# [Genkernel] Problème de compilation ()

## Antione_7

Bonjour,

J'ai essayé d'installer Gentoo.

Jusqu'à la configuration du Kernel aucune erreur n'est survenue.

Pour configurer le Kernel j'ai choisis d'utiliser Genkernel.

Résultats: Failed to compile the bZimage

Il y avait écrit d'autre chose en dessous comme voir /var/etc/genkernel.log

et le joindre à ce message mais je ne sais pas comment le copier pour vous le joindre.

Enfin, je me souviens qu'il y avait écrit erreur pour l' ATA driver. Comme cela fait déj}a deux fois que je réinstalle complètement Gentoo,

je ne vois d'où cela peut-il venir.

----------

## aCOSwt

 *Antione_7 wrote:*   

> Il y avait écrit d'autre chose en dessous comme voir /var/etc/genkernel.log
> 
> et le joindre à ce message mais je ne sais pas comment le copier pour vous le joindre.

 

Bonjour ici !

Je croyais avoir compris de l'autre thread dans la version anglaise du forum que tu utilisais le LiveDVD.

Si donc tu installes en ayant booté sur le LiveDVD alors tu peux lancer une console (c'est dans le menu système de KDE) et travailler avec.

Tu pourras alors scroller en arrière et copier/coller ce que tu veux comme tu veux.

Evidemment, les messages d'erreur nous seraient grandement utiles pour pouvoir t'aider efficacement.
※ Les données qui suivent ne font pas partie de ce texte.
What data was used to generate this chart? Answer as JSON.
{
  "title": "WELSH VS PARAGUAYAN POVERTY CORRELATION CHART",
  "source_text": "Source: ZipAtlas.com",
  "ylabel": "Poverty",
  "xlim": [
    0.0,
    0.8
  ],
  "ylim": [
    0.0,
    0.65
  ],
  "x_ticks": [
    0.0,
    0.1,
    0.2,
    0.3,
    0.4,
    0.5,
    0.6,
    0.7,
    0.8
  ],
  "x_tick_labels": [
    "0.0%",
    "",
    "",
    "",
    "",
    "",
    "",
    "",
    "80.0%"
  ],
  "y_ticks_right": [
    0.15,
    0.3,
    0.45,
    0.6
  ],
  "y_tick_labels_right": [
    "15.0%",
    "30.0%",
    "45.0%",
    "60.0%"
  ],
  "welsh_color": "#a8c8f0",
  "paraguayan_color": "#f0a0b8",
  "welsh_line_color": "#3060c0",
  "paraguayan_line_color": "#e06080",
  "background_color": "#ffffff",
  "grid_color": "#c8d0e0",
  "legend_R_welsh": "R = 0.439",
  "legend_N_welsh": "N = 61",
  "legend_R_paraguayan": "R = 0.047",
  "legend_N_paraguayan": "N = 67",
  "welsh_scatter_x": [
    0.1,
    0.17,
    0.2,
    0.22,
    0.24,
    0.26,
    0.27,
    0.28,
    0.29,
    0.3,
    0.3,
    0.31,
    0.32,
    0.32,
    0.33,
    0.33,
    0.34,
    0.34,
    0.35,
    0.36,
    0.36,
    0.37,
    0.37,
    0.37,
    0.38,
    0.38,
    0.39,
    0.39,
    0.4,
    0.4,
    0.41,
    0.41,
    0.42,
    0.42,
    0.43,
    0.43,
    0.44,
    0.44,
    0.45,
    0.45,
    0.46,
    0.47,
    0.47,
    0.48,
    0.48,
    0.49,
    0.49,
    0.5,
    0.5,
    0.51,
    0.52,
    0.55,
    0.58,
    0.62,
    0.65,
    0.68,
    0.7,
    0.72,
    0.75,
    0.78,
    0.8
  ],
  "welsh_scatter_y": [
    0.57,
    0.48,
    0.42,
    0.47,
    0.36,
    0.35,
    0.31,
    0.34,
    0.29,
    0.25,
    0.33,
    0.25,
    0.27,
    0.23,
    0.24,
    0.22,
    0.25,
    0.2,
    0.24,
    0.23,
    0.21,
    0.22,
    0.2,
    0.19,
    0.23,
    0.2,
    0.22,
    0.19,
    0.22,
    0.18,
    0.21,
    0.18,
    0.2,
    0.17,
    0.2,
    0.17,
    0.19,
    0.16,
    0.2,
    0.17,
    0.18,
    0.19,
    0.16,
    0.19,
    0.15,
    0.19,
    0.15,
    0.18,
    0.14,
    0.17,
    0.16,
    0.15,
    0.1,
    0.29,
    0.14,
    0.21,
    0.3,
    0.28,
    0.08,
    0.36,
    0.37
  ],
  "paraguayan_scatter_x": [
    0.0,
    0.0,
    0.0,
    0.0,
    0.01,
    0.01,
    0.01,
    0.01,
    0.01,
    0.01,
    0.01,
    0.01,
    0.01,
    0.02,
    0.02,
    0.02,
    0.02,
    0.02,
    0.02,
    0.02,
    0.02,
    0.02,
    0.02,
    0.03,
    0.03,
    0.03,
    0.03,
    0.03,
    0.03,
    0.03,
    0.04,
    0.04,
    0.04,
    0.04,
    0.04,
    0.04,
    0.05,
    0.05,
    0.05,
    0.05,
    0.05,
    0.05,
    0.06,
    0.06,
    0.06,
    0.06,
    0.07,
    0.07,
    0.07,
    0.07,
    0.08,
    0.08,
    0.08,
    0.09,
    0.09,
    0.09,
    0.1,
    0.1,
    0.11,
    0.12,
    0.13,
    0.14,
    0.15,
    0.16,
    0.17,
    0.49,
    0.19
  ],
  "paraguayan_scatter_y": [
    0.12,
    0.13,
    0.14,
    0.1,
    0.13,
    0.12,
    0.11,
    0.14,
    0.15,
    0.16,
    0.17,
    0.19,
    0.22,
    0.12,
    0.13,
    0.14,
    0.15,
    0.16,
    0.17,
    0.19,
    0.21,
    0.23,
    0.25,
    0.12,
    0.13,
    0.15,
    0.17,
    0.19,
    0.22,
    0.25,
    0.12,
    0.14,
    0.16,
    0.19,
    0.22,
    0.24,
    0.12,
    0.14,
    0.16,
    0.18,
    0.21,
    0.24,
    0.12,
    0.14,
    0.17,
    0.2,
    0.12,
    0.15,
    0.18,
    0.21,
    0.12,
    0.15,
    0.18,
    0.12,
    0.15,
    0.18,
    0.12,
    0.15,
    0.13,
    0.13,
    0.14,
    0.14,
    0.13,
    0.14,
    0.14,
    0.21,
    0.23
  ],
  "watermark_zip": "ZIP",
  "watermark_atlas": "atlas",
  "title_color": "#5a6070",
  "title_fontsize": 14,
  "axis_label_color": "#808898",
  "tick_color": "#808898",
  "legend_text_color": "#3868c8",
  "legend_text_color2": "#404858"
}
EDIT : Pour ceux qui voudraient l'historique des tentatives d'Antoine, elles sont là : https://forums.gentoo.org/viewtopic-t-887640-highlight-.html

----------

## Antione_7

D'accord.

J'ai lu l'autre sujet intitulé "problème genkernel" qui date de 2010, 

J'ai le même genre d'erreur (donc pas tout à fait les mêmes), il dit qu'en réinstallant genkernel le problème est résolu

Je vais donc copier le nécessaire et le poster.

Merci

----------

## Antione_7

De nouveau la compilation avec genkernel all n'a pas fonctionné.

Voici, la copie:

 ERROR: Failed to compile the "bzImage" target...

* -- Grepping log... --

Built-in kernel command line (CMDLINE_BOOL) [N/y/?] n

*

* Serial ATA and Parallel ATA drivers

*

Serial ATA and Parallel ATA drivers (ATA) [M/n/y/?] m

  Verbose ATA error reporting (ATA_VERBOSE_ERROR) [Y/n/?] y

--

  SHIPPED scripts/genksyms/parse.h

  SHIPPED scripts/genksyms/keywords.c

  SHIPPED scripts/genksyms/parse.c

  HOSTCC  scripts/genksyms/lex.o

scripts/genksyms/lex.c: In function 'yylex1':

scripts/genksyms/lex.l:97: warning: ignoring return value of 'fwrite', declared with attribute warn_unused_result

--

In file included from /usr/src/linux-2.6.38-gentoo-r6/arch/x86/include/asm/uaccess.h:571,

                 from include/drm/drmP.h:65,

                 from drivers/gpu/drm/radeon/radeon_state.c:30:

In function 'copy_from_user',

    inlined from 'radeon_cp_clear' at drivers/gpu/drm/radeon/radeon_state.c:2171:

/usr/src/linux-2.6.38-gentoo-r6/arch/x86/include/asm/uaccess_32.h:212: warning: call to 'copy_from_user_overflow' declared with attribute warning: copy_from_user() buffer size is not provably correct

  CC      fs/xfs/xfs_dir2_data.o

At top level:

cc1: warning: unrecognized command line option "-Wno-unused-but-set-variable"

--

  LD      sound/soundcore.o

  LD      sound/built-in.o

make[1]: *** No rule to make target `/lib/firmware/iwlwifi-100-5.ucode', needed by `firmware/iwlwifi-100-5.ucode.gen.o'.  Stop.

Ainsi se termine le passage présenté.